With the ability to say and do things from the safety of distance and anonymity of the Internet, cyber bullying is becoming more widespread than ever before. Even children that normally aren’t prone bullying someone are getting in on this growing trend and are not only hurting others, but also opening themselves up to the same type of attack.
To prevent your child from being bullied or bullying other children, “She Knows Parenting”‘s Michelle Maffei has given us four simple tips to follow:
1. Monitor your child’s digital activities: Seeing as cyber bullying takes place in the digital realm, it is important to be aware of how your child interacts with others on the web and via cell phone or text messaging. However, with such technology, it is easy for a child to keep their online activities private from their parents.
“Parents know they have a huge blind spot when it comes to what teens are doing on their phones and PCs,” says BrickHouse CEO, Todd Morris.

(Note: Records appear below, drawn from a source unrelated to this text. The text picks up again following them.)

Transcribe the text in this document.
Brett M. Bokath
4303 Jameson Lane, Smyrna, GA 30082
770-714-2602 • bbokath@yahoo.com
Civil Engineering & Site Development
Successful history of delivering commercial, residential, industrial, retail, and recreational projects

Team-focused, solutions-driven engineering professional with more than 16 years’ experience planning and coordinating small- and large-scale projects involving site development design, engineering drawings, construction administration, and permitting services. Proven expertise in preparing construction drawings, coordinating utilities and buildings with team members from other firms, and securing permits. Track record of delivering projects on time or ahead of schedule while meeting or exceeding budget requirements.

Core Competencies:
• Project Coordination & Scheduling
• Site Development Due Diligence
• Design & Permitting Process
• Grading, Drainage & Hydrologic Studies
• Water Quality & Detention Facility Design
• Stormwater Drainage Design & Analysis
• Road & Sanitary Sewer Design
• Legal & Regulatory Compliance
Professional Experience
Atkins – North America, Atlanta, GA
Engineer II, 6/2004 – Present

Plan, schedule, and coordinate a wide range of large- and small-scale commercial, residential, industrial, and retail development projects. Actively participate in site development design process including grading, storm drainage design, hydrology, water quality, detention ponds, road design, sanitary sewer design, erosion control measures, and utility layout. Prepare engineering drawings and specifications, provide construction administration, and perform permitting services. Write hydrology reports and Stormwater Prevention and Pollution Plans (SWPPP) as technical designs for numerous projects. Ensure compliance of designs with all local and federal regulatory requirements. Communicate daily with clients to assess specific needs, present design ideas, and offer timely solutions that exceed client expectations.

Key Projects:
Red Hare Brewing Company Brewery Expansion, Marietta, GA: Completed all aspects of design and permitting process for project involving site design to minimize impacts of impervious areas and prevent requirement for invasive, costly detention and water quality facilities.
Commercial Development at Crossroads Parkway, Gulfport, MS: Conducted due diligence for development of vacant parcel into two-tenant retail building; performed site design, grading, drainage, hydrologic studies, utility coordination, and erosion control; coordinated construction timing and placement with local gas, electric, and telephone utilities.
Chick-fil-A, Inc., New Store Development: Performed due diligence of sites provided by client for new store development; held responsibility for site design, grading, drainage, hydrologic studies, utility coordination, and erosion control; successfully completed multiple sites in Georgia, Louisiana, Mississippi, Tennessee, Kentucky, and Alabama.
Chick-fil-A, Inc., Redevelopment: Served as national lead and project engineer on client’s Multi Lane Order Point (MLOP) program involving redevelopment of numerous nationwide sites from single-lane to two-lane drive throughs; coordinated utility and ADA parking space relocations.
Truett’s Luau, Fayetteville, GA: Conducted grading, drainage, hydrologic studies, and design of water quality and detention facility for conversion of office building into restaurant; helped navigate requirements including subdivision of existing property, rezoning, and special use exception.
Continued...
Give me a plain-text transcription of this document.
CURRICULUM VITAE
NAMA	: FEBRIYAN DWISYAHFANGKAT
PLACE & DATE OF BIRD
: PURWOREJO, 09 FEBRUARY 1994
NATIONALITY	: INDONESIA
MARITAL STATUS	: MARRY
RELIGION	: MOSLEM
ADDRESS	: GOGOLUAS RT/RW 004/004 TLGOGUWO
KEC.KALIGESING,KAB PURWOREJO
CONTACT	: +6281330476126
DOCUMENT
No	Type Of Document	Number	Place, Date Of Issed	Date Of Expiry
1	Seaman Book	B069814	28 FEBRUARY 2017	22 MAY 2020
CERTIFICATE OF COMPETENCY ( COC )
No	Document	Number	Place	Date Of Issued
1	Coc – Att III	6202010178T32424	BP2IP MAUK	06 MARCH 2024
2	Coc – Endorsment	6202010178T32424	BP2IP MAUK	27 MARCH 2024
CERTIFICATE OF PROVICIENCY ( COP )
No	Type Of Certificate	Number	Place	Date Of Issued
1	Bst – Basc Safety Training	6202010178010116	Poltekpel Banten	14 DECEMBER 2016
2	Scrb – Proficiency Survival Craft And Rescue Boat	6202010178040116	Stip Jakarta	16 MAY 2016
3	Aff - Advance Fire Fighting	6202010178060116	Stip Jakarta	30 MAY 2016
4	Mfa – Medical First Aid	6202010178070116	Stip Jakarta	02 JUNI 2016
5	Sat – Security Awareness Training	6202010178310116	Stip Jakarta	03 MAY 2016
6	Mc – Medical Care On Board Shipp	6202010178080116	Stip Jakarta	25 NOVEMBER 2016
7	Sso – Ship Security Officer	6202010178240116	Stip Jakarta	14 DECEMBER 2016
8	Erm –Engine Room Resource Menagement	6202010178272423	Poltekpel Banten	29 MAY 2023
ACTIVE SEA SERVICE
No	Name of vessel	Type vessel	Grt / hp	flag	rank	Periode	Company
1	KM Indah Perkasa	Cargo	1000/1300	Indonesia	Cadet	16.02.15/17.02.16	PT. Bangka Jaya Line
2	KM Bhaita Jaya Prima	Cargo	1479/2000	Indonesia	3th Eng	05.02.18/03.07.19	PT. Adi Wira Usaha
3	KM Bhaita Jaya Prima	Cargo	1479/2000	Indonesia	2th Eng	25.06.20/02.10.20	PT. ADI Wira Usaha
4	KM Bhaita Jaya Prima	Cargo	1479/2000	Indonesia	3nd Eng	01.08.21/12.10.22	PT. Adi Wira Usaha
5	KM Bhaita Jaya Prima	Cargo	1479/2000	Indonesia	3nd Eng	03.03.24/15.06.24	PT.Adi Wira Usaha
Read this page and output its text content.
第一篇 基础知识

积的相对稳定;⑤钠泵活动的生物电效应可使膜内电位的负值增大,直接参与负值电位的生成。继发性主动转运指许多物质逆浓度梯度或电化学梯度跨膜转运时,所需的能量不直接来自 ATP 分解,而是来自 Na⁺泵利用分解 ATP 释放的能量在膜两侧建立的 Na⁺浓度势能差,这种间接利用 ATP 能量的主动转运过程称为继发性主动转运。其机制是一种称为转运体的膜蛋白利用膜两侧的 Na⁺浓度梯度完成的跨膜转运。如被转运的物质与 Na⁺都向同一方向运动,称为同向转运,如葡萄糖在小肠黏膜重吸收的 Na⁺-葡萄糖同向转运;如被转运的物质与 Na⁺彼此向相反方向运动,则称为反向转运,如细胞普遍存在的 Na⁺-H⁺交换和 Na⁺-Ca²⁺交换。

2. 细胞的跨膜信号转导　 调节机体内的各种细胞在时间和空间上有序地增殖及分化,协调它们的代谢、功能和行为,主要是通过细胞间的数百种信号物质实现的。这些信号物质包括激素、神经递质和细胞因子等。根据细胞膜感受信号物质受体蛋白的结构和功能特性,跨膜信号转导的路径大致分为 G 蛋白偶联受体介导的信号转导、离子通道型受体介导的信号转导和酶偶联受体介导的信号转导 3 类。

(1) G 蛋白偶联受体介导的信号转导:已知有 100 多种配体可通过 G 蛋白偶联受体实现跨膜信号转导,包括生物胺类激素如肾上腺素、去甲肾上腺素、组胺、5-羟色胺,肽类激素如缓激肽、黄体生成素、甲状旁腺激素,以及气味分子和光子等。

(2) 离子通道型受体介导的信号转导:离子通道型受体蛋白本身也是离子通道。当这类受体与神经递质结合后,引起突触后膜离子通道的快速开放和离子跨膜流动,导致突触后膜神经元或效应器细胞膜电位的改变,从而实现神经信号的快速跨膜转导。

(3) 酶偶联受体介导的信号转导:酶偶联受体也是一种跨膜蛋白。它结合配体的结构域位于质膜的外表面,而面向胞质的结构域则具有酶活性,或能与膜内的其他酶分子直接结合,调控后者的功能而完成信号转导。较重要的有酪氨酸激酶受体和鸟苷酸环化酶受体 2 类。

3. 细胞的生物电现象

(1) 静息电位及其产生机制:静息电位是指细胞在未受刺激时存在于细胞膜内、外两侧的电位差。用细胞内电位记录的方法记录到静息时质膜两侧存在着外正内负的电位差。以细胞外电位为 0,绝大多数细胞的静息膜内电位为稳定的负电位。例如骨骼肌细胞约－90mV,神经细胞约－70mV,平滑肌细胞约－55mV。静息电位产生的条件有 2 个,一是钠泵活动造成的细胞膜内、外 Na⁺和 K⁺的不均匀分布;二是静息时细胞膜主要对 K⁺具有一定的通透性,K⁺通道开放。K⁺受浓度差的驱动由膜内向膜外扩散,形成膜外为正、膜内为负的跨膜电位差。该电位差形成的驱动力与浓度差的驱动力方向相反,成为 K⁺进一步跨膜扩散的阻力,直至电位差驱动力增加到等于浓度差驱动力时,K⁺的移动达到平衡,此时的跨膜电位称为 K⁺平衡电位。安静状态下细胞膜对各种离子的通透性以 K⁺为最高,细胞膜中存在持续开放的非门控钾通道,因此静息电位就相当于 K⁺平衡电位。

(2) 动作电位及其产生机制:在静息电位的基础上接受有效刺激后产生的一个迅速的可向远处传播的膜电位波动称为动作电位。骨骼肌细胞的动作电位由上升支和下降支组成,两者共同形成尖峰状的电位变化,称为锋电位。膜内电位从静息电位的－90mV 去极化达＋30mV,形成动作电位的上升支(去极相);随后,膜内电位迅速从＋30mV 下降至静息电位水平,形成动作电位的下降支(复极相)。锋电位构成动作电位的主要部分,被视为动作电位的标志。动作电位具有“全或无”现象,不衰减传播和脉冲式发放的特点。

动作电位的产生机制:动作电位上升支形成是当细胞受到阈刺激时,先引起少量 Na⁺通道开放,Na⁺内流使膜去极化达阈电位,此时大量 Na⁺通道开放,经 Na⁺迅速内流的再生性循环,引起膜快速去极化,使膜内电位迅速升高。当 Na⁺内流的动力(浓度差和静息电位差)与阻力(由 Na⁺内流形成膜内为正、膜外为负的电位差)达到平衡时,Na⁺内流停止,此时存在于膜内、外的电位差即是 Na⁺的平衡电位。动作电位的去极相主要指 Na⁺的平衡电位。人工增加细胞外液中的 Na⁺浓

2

Some tips to make it harder for kids to hide their online activities from parents are to keep the computer in a public space such as the living room, so that if the child is engaged in cyber bullying or is being bullied, it will be much easier for parents to notice. With portable digital devices like laptops, tablets, or smartphones, this monitoring might not be possible. In this case there are such devices that can be installed on a cellphone or computer that will allow parents to keep tabs on their child’s digital activities wherever they might be.
2. Check up on their social networking profiles: With the majority of today’s children being active on social networking sites like Facebook, MySpace, and Twitter, getting an inside look at your child’s digital life might be as simple as visiting their personal pages a couple of times a week. Using this approach, parents can quickly tell how their child interacts with others, and whether they are being bullied or are bullying other children.
3. Monitor their e-mail accounts: Another approach recommended by Maffei is to periodically check up on your child’s e-mail account to make sure everything is going well and that they are not getting involved with any dangerous or inappropriate online activities. The options that you have with your child is to be upfront and require your child to share their passwords with you, or to look into programs that secretly record your child’s computer activities.
4. Take other parent’s bullying concerns seriously: Lastly, whenever another child’s parent contacts you about bullying, whether your child is the victim or the aggressor, take the time to do some investigating. Even if you think your child isn’t the type to be involved in such activities, it is a good idea to look into the matter and talk to your child to see if there are any problems that they might have.
If you do find that your child is involved with cyber bullying, it is important to sit them down and have a good talk. Find out why the situation is happening, how to address it, and what your child can do to either resolve the problem or find an alternative way to express themselves.